Semester Project Write Up
Background
I decided to do my semester project on the most streamed songs on Spotify from about the 1930’s-2020’s. Spotify is a music streaming app that was created in 2006 and contains millions of songs, podcasts, and audio books. It is a platform that has free services as well as paid subscriptions for anything extra.
The data set I chose for this project was from the website Kaggle and is in the form of a csv file. The file contains categories such as release year, release date, number of streams, and placement in charts of Apple, Spotify, Deezer, and Shazam. It also includes categories such as danceability, liveness, acousticness, and valence. These are factors that are calculated by Spotify by using different methods of algorithms. The file contained 954 rows and 25 columns.
Data Sheet and EDA
I began by cleaning the data a bit. I filtered out what I didn’t need and made sure that all of the values were in a good order. Once I did this, I began the EDA. I looked first at the frequency of streams of each of the songs. The graph is extremely hard to read since each of the streams is in the millions, but is still somewhat interesting. I also ran tests for the mean, median, and mode of the number of streams.
The next code I ran was comparing the danceability percentage for all of the songs compared to their streams. I used a scatterplot for this in order to show some more of the data and have it be a bit more spread out. It was interesting to see the distribution of points. Some songs with higher danceability ratings had higher amounts of streams.
I also wanted to specifically look at certain artists from the data file and compare them to each other. I looked at Taylor Swift, Arctic Monkeys, Coldplay, Ariana Grande, Olivia Rodrigo, and Harry Styles. Each of these artists are extremely popular today which is why I chose to focus on them. I also wanted to focus on them because I listen to some of their music. The first code I ran based on the artists was comparing th danceability and liveness ratings of Taylor Swift, Arctic Monkeys, and Coldplay songs. I used a scatterplot which gave me a nice visual of the data. Taylor Swift had the most songs of these four artists in the data sheet, but only a few of her songs were high in danceability or liveness. The rest of her songs were about the same ratings as Arctic Monkeys and Coldplay.

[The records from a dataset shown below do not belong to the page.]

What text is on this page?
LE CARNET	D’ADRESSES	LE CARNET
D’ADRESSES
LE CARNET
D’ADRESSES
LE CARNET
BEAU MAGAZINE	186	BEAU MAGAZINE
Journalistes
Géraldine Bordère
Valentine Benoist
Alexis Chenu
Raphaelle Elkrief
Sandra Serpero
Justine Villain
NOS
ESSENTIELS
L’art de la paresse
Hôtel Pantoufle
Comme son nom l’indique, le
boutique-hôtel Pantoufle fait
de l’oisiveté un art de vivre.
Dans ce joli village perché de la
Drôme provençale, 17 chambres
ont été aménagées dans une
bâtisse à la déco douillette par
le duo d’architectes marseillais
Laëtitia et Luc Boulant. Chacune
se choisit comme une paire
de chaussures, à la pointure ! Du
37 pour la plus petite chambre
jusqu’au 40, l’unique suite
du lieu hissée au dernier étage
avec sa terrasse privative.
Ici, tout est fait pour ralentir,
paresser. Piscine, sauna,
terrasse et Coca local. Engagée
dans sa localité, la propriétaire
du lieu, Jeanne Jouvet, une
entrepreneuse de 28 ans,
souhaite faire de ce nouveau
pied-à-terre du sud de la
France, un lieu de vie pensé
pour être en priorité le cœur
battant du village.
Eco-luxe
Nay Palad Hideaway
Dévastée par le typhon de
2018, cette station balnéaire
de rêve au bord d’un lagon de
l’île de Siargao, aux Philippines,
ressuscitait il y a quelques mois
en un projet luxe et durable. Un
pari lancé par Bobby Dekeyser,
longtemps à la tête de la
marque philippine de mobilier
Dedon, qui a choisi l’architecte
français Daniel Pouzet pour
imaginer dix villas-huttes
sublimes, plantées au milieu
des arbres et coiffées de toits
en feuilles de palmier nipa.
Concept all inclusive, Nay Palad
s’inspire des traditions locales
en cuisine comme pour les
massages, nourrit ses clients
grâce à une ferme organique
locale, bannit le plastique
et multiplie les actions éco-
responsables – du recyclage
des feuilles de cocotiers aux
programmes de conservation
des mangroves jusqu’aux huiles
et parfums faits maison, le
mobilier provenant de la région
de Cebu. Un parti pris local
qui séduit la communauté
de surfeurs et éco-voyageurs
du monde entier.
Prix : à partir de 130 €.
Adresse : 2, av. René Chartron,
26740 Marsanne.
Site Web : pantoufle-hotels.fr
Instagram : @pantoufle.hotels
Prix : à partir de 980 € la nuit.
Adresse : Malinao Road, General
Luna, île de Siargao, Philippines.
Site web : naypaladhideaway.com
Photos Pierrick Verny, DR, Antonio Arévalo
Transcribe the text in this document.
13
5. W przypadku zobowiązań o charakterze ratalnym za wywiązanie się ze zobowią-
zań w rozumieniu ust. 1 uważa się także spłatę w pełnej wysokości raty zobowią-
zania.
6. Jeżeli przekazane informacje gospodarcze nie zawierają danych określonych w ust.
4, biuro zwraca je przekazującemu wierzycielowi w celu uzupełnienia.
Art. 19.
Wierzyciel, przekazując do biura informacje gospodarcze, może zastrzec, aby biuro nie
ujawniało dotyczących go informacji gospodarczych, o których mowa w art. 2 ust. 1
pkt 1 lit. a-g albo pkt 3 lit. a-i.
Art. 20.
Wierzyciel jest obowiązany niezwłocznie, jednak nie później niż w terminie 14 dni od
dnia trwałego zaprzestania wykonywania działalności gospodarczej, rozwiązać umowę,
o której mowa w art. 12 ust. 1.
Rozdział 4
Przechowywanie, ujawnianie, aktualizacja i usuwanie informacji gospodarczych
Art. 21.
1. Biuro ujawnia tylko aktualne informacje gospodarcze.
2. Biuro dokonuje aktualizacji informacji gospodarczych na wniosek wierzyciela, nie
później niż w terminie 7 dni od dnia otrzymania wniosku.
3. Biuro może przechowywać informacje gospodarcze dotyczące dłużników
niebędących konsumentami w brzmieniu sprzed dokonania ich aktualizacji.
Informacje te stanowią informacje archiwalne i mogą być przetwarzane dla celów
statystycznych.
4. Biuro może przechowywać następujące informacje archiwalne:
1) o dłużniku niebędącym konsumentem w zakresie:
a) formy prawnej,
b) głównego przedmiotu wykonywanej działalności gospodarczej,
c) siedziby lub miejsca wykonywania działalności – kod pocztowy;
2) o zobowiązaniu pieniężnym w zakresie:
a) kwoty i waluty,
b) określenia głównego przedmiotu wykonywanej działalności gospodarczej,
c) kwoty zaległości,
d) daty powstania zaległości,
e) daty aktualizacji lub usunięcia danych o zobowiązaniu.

Next, I compared the rank of Taylor Swift, Cold Play, and Arctic Monkeys in Apple charts versus Spotify charts. The results for both were pretty close, with some outliers. The distributions on the boxplots was fairly different for each of the artists in both Spotify and Apple charts. The t-test again showed a significant difference between the distributions in Apple and Spotify charts.
The last tests I ran for these three artists was comparing the number of their songs on charts versus their release year. I chose to do three different graphs in order to look at the data in different visual ways. From these graphs, we can see how Arctic Monkeys increasingly dominated charts from 2006 to about 2013, while Taylor Swift had fluctuating chart numbers in her release years. Coldplay had a slow beginning, but eventually began to rise in charts.
I also looked at three other artists which were Ariana Grande, Harry Styles, and Olivia Rodrigo. I completed an artist summary, which showed all of there high, medium, or low hits in the charts. None of the artists had medium hits. I formatted this in a table, as well as a stacked bar graph. The graph showed that Harry Styles had the most songs with high hits, and Ariana Grande how the lowest number of hits. This may be because of the amount of songs in the charts for each person; Harry Styles had more songs than both Ariana Grande and Olivia Rodrigo.
Finally, I did some overall digging into the data. I decided to do a cluster graph comparing the danceability rating of all of the songs in the data set compared to their release year. This graph was super interesting in that it shows how more recent songs have a higher danceability rating than songs released from the 1930-1990’s. The earlier 2000’s is where these ratings begin to pick up and from about 2015 to 2025 is where we see the highest number of clustering. I also did a line of best fit graph on top of the clustering to show how the rating has grown or stayed the same over the years. I was also interested in the energy category in the data set. I decided to look at the energy levels over each decade and found there was extremely high energy levels in songs from the 1930’s, no energy levels in songs from the 1940’s (may not have been included in this data set), and a steady energy level from the 1950-2020.
Overall, it was interesting to see all of the different ratings and how they were significant or not. It was also interesting to see the difference in these ratings for songs over the years. I liked seeing how people though certain songs were easy to dance to, had a lot of energy, or was lively or not.